本校は全国でも珍しい「芸術科を有する中高一貫の進学校」であることから、こうした質問を受けることがあります。もちろん、芸術的な能力によって合否を決めることはありません。
本校では、実験を多く取り入れた理科をはじめ好奇心を育む授業と、中学校と高校の教育課程の調整により一貫性を持たせた内容の濃い教育を行っています。
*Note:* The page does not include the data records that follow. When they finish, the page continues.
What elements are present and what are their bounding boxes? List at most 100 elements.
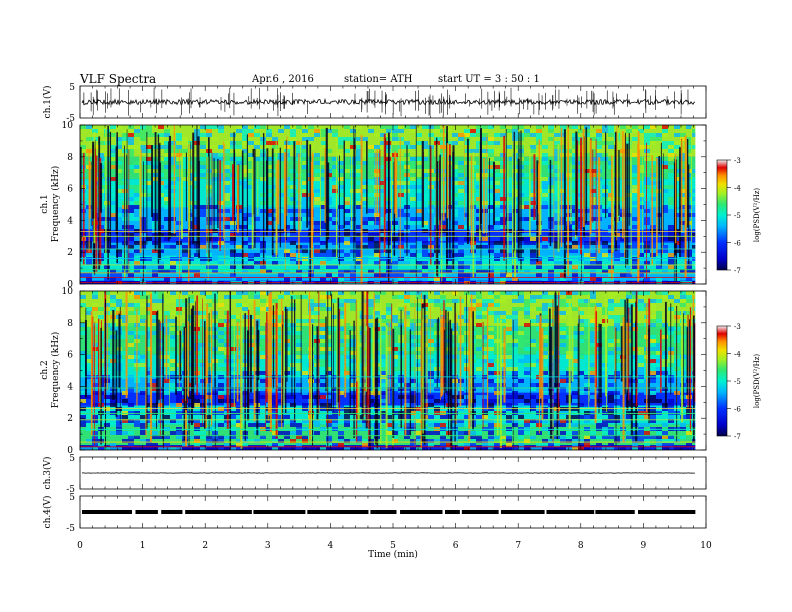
spectrogram-cell (572, 209, 578, 213)
spectrogram-cell (362, 291, 368, 295)
spectrogram-cell (236, 245, 242, 249)
spectrogram-cell (632, 359, 638, 363)
spectrogram-cell (344, 411, 350, 415)
spectrogram-cell (164, 149, 170, 153)
spectrogram-cell (260, 435, 266, 439)
spectrogram-cell (134, 129, 140, 133)
spectrogram-cell (158, 269, 164, 273)
spectrogram-cell (380, 145, 386, 149)
spectrogram-cell (392, 277, 398, 281)
spectrogram-cell (536, 319, 542, 323)
spectrogram-cell (542, 439, 548, 443)
spectrogram-cell (656, 339, 662, 343)
spectrogram-cell (584, 253, 590, 257)
spectrogram-cell (476, 347, 482, 351)
spectrogram-cell (458, 269, 464, 273)
spectrogram-cell (344, 189, 350, 193)
spectrogram-cell (224, 443, 230, 447)
spectrogram-cell (158, 339, 164, 343)
spectrogram-cell (86, 439, 92, 443)
spectrogram-cell (644, 221, 650, 225)
spectrogram-cell (218, 201, 224, 205)
spectrogram-cell (362, 257, 368, 261)
spectrogram-cell (488, 435, 494, 439)
spectrogram-cell (614, 347, 620, 351)
spectrogram-cell (380, 387, 386, 391)
spectrogram-cell (518, 387, 524, 391)
spectrogram-cell (476, 415, 482, 419)
spectrogram-cell (458, 133, 464, 137)
spectrogram-cell (572, 173, 578, 177)
spectrogram-cell (608, 193, 614, 197)
spectrogram-cell (482, 351, 488, 355)
spectrogram-cell (158, 447, 164, 450)
spectrogram-cell (212, 253, 218, 257)
spectrogram-cell (278, 315, 284, 319)
spectrogram-cell (482, 229, 488, 233)
spectrogram-cell (554, 201, 560, 205)
spectrogram-cell (662, 431, 668, 435)
spectrogram-cell (458, 447, 464, 450)
spectrogram-cell (410, 125, 416, 129)
spectrogram-cell (650, 189, 656, 193)
spectrogram-cell (272, 307, 278, 311)
spectrogram-cell (110, 205, 116, 209)
spectrogram-cell (308, 303, 314, 307)
spectrogram-cell (266, 225, 272, 229)
spectrogram-cell (464, 363, 470, 367)
spectrogram-cell (188, 269, 194, 273)
spectrogram-cell (302, 391, 308, 395)
spectrogram-cell (116, 257, 122, 261)
spectrogram-cell (656, 351, 662, 355)
spectrogram-cell (230, 133, 236, 137)
spectrogram-cell (650, 363, 656, 367)
spectrogram-cell (494, 133, 500, 137)
spectrogram-cell (476, 193, 482, 197)
spectrogram-cell (512, 307, 518, 311)
spectrogram-cell (116, 277, 122, 281)
spectrogram-cell (128, 205, 134, 209)
spectrogram-cell (218, 435, 224, 439)
spectrogram-cell (488, 295, 494, 299)
spectrogram-cell (194, 399, 200, 403)
spectrogram-cell (644, 435, 650, 439)
spectrogram-cell (572, 439, 578, 443)
spectrogram-cell (236, 269, 242, 273)
spectrogram-cell (80, 351, 86, 355)
spectrogram-cell (560, 221, 566, 225)
spectrogram-cell (692, 419, 698, 423)
spectrogram-cell (224, 153, 230, 157)
spectrogram-cell (284, 237, 290, 241)
spectrogram-cell (350, 303, 356, 307)
spectrogram-cell (200, 395, 206, 399)
spectrogram-cell (152, 387, 158, 391)
spectrogram-cell (572, 245, 578, 249)
spectrogram-cell (164, 237, 170, 241)
spectrogram-cell (608, 269, 614, 273)
spectrogram-cell (464, 423, 470, 427)
spectrogram-cell (656, 367, 662, 371)
spectrogram-cell (392, 367, 398, 371)
spectrogram-cell (212, 225, 218, 229)
spectrogram-cell (632, 323, 638, 327)
spectrogram-cell (632, 363, 638, 367)
spectrogram-cell (608, 277, 614, 281)
spectrogram-cell (224, 225, 230, 229)
spectrogram-cell (92, 319, 98, 323)
spectrogram-cell (620, 261, 626, 265)
spectrogram-cell (410, 395, 416, 399)
spectrogram-cell (254, 261, 260, 265)
spectrogram-cell (122, 355, 128, 359)
spectrogram-cell (512, 367, 518, 371)
spectrogram-cell (356, 177, 362, 181)
spectrogram-cell (536, 447, 542, 450)
spectrogram-cell (128, 391, 134, 395)
spectrogram-cell (626, 431, 632, 435)
spectrogram-cell (212, 217, 218, 221)
spectrogram-cell (428, 299, 434, 303)
spectrogram-cell (176, 157, 182, 161)
spectrogram-cell (338, 387, 344, 391)
spectrogram-cell (608, 343, 614, 347)
spectrogram-cell (554, 153, 560, 157)
spectrogram-cell (188, 245, 194, 249)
また、首都圏の中高一貫校を経験した教師や小・中・高の経験を持つ教師、美術・音楽・書道の専門教師を取り揃えており、層が厚く質の高い教育環境も学芸ならではの特徴です。子どもたちの知りたい気持ち、学びたい気持ちにしっかりと応えていきます。
いつも先生と一緒に清掃を行い、きちんと挨拶を交わし、バス停では整然と並ぶ生徒たち…。「全人教育」を柱とする本校では、協調性と自主性、幅広い教養と思いやりを持った豊かな人間に成長するよう、6年間かけてゆっくりと育んでいきます。
今春は、いよいよ1期生が高校へ進むことから、中高一貫教育の成果が見えてくるはずです。


「静かに授業を受けていますが、今日は特別な日ですか」、「学芸の生徒さんがいつもバスで席を譲ってくれますが、どのような教育をしているのですか」、「職員室で先生に教わっている生徒さんが大勢いますよね」。このような有り難い言葉を来校者から、あるいは電話でいただくことがありますが、いずれも特別な日や特別に指導しているわけではありません。ふだんから生徒たちが自主的に行っていることです。
今、世の中は多様化が進み、日々変化が起きていますが、人間として大切なことは昔も今も変わりないはずです。身だしなみを整え、思いやりの心を持ち、自分がなすべきことを自覚している生徒は、学習にも真摯な態度で臨むものです。
最近では、進学校の多くが、理科と社会は2教科というように、科目数を減らすなどの受験対策を取る傾向がみられます。しかし本校では、将来を見据えて客観的に、また、物事を深く学ぶことのできるバランスの良い人間を育てるという教育方針を貫いています。
たとえば、本校の特進コースでは、理系の場合、理科は総合・生物・物理・化学の4教科、文系では日本史・世界史・地理の3教科に加え、公民は現代社会と政治・経済と倫理を選択して学ぶことができます。さらに、全国でも珍しい「芸術科を有する進学校」の特性を生かし、感性を豊かに育む環境と知性を磨く機会を用意することで、学と芸が相乗効果をもたらす教育の場となっています。
3年後、一人ひとりが夢の実現に向かって羽ばたくことを願っています。